Lazio boleh saja dianggap sebagai klub Serie A yang memiliki banyak pendukung rasialis. Namun, apa yang sering ditunjukkan klub Ibu Kota Italia tersebut tidak seberapa jika dibandingkan fans Beitar Jerusalem di Liga Israel.
Beitar adalah klub sepak bola paling rasialis di dunia. Klub elite Liga Israel itu memiliki kelompok suporter ultraortodoks bernama La Familia. Mereka membuat manajemen klub tidak berani mendatangkan pemain keturunan Arab. Begitu pula dengan orang-orang Muslim dan pemeluk Kristen.
Pernah suatu ketika manajemen sengaja mengontrak pemain Muslim dari Republik Chechnya, Rusia, Zaur Sadayev dan Dzhabrail Kadiy. Dampaknya luar biasa.

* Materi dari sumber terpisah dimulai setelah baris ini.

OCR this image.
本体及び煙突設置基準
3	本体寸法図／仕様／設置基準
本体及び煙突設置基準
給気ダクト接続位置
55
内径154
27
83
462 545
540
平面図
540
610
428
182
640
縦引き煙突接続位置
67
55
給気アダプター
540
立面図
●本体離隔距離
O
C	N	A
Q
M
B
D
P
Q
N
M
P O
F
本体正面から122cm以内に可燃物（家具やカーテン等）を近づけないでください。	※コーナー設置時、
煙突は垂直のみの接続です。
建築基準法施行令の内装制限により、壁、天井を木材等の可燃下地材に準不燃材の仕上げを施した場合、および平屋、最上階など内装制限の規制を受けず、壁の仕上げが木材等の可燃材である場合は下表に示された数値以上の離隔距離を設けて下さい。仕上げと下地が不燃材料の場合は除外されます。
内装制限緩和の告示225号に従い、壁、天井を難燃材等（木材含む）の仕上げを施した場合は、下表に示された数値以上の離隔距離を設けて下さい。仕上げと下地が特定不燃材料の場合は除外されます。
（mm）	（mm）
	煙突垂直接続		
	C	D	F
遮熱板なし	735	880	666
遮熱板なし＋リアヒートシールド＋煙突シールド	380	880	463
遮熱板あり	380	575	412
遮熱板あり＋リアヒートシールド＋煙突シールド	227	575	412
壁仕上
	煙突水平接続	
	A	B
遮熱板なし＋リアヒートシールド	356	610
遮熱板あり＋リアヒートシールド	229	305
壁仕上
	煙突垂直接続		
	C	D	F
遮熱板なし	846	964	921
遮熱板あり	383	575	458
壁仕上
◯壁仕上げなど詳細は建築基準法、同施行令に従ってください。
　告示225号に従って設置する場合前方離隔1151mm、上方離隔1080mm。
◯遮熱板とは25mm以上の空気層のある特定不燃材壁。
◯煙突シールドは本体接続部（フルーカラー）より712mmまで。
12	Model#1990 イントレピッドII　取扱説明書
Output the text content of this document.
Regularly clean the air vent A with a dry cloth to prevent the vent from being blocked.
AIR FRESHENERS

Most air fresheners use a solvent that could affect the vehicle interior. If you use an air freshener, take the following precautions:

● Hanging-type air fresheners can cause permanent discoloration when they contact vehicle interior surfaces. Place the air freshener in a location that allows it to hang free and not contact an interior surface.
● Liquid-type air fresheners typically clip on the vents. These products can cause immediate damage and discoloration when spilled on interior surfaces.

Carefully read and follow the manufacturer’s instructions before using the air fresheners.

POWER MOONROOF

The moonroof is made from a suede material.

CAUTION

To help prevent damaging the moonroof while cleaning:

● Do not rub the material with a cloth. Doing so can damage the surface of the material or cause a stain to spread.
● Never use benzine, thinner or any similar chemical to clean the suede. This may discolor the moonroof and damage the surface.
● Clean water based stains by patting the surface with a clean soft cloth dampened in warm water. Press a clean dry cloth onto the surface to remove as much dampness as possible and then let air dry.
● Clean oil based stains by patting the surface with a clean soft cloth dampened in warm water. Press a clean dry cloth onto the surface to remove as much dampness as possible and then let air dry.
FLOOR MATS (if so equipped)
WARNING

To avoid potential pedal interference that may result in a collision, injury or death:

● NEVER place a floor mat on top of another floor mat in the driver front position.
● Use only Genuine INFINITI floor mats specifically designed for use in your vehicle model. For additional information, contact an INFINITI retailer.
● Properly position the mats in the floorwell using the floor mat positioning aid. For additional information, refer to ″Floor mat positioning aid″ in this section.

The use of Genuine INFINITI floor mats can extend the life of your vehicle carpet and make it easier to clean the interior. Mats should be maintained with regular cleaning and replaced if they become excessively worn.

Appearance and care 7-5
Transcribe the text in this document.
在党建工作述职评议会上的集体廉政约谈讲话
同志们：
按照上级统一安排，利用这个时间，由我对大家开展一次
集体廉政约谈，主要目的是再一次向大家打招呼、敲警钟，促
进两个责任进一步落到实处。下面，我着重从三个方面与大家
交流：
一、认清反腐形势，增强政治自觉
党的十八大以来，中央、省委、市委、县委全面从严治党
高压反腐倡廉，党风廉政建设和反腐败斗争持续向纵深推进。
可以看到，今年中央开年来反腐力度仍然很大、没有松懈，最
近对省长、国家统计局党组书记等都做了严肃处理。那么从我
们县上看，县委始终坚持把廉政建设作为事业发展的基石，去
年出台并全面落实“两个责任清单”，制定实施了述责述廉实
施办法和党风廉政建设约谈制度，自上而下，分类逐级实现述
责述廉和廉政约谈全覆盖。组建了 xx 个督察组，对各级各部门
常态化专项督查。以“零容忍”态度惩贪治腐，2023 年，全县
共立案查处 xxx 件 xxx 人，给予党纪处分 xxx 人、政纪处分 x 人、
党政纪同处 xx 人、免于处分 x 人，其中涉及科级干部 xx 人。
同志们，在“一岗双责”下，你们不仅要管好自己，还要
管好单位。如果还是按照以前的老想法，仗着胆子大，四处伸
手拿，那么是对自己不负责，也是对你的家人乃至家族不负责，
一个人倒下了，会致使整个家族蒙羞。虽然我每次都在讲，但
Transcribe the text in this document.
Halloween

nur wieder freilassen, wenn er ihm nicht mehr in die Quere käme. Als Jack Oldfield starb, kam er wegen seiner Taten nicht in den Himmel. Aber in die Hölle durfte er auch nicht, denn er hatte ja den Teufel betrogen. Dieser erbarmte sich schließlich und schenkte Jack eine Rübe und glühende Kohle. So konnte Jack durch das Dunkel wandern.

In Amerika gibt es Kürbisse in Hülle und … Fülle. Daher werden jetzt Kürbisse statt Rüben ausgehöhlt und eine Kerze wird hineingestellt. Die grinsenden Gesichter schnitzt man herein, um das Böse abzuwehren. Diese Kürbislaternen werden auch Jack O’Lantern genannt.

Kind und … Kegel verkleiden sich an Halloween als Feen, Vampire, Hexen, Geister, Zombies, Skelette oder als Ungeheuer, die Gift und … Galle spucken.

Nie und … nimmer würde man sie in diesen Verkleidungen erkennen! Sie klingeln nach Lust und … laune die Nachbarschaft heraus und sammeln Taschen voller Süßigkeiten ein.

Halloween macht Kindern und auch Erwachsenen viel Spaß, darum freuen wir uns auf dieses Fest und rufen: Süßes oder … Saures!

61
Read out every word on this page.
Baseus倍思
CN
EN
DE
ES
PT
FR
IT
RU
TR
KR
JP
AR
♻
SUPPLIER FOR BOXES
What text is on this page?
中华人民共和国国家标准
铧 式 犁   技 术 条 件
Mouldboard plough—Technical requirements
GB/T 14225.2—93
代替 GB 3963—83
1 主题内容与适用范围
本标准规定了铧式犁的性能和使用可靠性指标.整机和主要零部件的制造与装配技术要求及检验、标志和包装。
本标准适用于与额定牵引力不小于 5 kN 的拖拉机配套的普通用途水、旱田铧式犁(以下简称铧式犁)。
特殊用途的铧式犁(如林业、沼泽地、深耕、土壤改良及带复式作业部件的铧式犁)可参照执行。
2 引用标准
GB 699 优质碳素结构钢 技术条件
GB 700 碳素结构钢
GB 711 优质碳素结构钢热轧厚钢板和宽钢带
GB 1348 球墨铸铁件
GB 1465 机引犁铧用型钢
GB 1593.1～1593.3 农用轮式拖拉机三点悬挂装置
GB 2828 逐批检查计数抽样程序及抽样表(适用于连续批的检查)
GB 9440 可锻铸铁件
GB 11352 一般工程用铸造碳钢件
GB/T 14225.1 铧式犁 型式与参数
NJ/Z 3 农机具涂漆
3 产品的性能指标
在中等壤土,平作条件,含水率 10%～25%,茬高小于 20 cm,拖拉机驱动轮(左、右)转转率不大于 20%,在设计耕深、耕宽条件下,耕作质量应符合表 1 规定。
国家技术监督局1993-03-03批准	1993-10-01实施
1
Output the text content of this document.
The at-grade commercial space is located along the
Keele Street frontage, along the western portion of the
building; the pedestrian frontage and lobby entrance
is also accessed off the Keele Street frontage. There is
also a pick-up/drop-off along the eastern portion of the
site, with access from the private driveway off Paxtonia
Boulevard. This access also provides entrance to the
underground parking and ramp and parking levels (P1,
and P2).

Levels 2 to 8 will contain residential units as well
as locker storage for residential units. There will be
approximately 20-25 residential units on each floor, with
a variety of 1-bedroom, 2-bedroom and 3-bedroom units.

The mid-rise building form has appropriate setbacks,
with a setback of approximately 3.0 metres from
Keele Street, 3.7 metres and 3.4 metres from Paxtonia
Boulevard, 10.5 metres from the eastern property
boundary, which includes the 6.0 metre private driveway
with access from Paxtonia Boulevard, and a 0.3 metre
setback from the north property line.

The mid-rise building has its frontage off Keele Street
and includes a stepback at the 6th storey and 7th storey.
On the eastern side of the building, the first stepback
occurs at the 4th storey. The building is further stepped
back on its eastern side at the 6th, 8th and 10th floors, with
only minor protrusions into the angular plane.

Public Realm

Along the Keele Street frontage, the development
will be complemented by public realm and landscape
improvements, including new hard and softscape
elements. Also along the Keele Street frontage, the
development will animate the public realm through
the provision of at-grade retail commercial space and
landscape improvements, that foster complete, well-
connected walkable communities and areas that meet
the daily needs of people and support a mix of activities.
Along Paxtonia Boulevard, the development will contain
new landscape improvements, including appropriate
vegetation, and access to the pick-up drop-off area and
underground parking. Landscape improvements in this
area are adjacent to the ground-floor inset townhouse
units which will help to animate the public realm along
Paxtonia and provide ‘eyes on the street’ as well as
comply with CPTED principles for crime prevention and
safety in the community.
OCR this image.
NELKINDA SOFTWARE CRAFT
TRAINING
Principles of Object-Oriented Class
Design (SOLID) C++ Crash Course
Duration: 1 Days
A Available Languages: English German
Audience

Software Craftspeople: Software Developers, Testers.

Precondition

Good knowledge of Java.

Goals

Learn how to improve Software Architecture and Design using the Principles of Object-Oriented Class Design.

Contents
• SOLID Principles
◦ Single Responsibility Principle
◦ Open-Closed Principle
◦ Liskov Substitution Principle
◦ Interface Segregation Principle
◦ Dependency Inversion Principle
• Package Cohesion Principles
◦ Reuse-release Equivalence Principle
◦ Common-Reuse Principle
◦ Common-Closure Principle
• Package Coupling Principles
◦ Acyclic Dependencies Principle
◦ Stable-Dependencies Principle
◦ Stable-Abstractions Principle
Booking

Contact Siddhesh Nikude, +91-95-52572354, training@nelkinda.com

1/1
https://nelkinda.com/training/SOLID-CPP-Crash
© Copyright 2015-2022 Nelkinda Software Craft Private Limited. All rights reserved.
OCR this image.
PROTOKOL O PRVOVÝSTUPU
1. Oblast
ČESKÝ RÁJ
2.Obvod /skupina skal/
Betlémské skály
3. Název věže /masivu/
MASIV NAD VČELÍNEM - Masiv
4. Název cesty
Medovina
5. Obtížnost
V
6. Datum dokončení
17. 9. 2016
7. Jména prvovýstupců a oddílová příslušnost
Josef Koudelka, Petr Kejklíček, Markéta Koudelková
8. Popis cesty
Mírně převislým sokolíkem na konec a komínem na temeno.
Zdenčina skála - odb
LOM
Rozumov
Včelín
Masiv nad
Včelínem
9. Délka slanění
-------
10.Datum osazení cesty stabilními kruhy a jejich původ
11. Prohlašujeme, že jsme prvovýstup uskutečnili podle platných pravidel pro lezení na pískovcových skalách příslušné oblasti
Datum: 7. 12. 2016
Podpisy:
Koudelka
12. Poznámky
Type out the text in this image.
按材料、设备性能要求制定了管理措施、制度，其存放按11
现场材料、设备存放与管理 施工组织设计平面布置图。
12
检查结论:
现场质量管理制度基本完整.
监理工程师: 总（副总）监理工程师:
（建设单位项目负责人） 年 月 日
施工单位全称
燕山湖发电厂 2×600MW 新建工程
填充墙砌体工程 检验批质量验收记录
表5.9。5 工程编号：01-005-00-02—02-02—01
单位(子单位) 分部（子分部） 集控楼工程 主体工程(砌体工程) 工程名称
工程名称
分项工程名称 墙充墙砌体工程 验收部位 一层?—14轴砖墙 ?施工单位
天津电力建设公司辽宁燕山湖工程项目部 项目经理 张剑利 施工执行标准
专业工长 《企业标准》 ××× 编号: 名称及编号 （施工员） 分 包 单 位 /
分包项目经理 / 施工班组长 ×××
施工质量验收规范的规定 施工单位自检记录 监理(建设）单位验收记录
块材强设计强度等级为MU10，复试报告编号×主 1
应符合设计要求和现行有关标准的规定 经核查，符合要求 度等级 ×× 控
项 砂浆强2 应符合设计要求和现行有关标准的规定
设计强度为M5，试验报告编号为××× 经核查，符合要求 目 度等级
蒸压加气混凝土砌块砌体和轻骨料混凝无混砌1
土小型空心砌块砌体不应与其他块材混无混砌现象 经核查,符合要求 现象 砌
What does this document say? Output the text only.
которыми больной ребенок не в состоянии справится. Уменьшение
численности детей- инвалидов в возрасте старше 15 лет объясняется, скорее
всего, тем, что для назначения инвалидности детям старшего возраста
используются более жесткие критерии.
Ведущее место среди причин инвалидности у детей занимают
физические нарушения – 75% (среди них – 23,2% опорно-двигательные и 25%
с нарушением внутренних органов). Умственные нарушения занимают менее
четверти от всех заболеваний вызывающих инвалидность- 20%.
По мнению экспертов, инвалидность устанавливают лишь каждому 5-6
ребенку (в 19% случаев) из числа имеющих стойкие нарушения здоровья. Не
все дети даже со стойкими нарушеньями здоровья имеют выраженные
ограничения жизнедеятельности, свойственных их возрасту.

Mereka tidak pernah membayangkan bahwa La Familia akan menghujat pemainnya sendiri. Di tempat latihan maupun saat pertandingan, hinaan berbau rasial terus didengungkan. Bahkan, ketika gol bisa diciptakan sang pemain.
Uniknya, usaha untuk menghilangkan cap rasialis terus dilakukan manajemen. Ketika Moshe Hogeg mengambil alih mayoritas saham klub pada 13 Agustus 2018, semuanya berubah. Pengusaha teknologi informasi asal Israel itu merevolusi Beitar. Salah satunya, mendatangkan pemain bernama Ali Mohamed Al Faz pada transfer window musim panas.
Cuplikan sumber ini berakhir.